What I think this genre is all about is something else: it flatters the pride of those who blew off their high school history classes; who felt above it all but couldn't name why; or who simply didn't give a damn at the time--maybe they were watching animes and/or strategizing their law school applications--and so didn't really take anything in.
Whatever. The point is that there is no vast "history conspiracy" out there seeking to prevent Americans from knowing "real history." It's a complicated field. There are thousands of voices, some good, some bad, some half-truthful, some totally confused, and a very few that are excellent.

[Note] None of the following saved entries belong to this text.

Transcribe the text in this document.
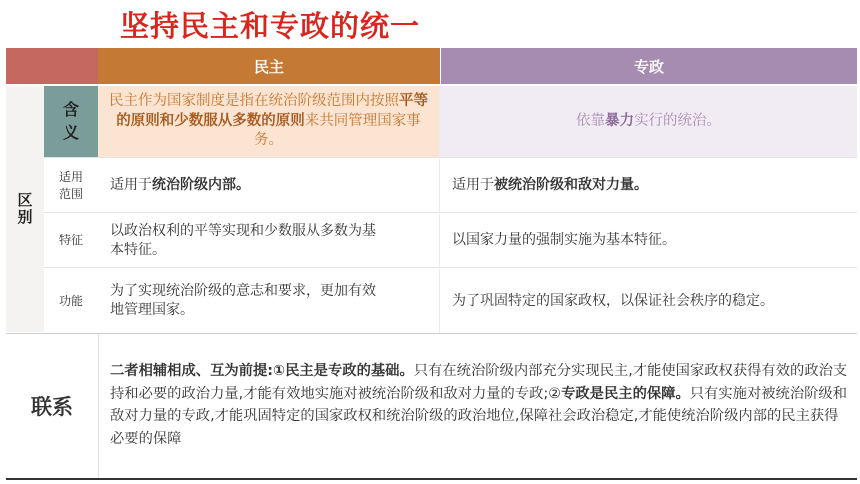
坚持民主和专政的统一
民主	专政
区别
含义
民主作为国家制度是指在统治阶级范围内按照平等的原则和少数服从多数的原则来共同管理国家事务。
依靠暴力实行的统治。
适用范围
适用于统治阶级内部。	适用于被统治阶级和敌对力量。
特征
以政治权利的平等实现和少数服从多数为基本特征。
以国家力量的强制实施为基本特征。
功能
为了实现统治阶级的意志和要求，更加有效地管理国家。
为了巩固特定的国家政权，以保证社会秩序的稳定。
联系
二者相辅相成、互为前提:①民主是专政的基础。只有在统治阶级内部充分实现民主,才能使国家政权获得有效的政治支持和必要的政治力量,才能有效地实施对被统治阶级和敌对力量的专政;②专政是民主的保障。只有实施对被统治阶级和敌对力量的专政,才能巩固特定的国家政权和统治阶级的政治地位,保障社会政治稳定,才能使统治阶级内部的民主获得必要的保障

LIKE ANY FIELD OF HUMAN ENDEAVOR!
And simply blaming "them" because at somepoint YOU didn't get the memo --- well, it may sell copies, but it flatters one of America's most disgusting vanities: namely, that our ignorance is someone else's fault.
If you'd wanted to know, you'd have known. Now you do. Keep learning, this time!
-
This isn't relevent or new.
In grade school we learned that the conquistadors came first and English settlements many, many years later. This was fifth grade at a public school. Maybe this information was held back for people much older than myself, but I think for those in their thirties or younger this isn't much of a surprise.
His description of the Indians living in a Hobbesian world is slightly racists. Hobbesian suggests living completely in nature without culture or government. It's true the Indians warred against one another but there were no wholesale slaughters like they had in medieval Europe. I also just finished 1491, which suggests that most Europeans encountered Native Americans after their society was devastated by disease. So the description of the starving Native Americans may not be an accurate representation of their society.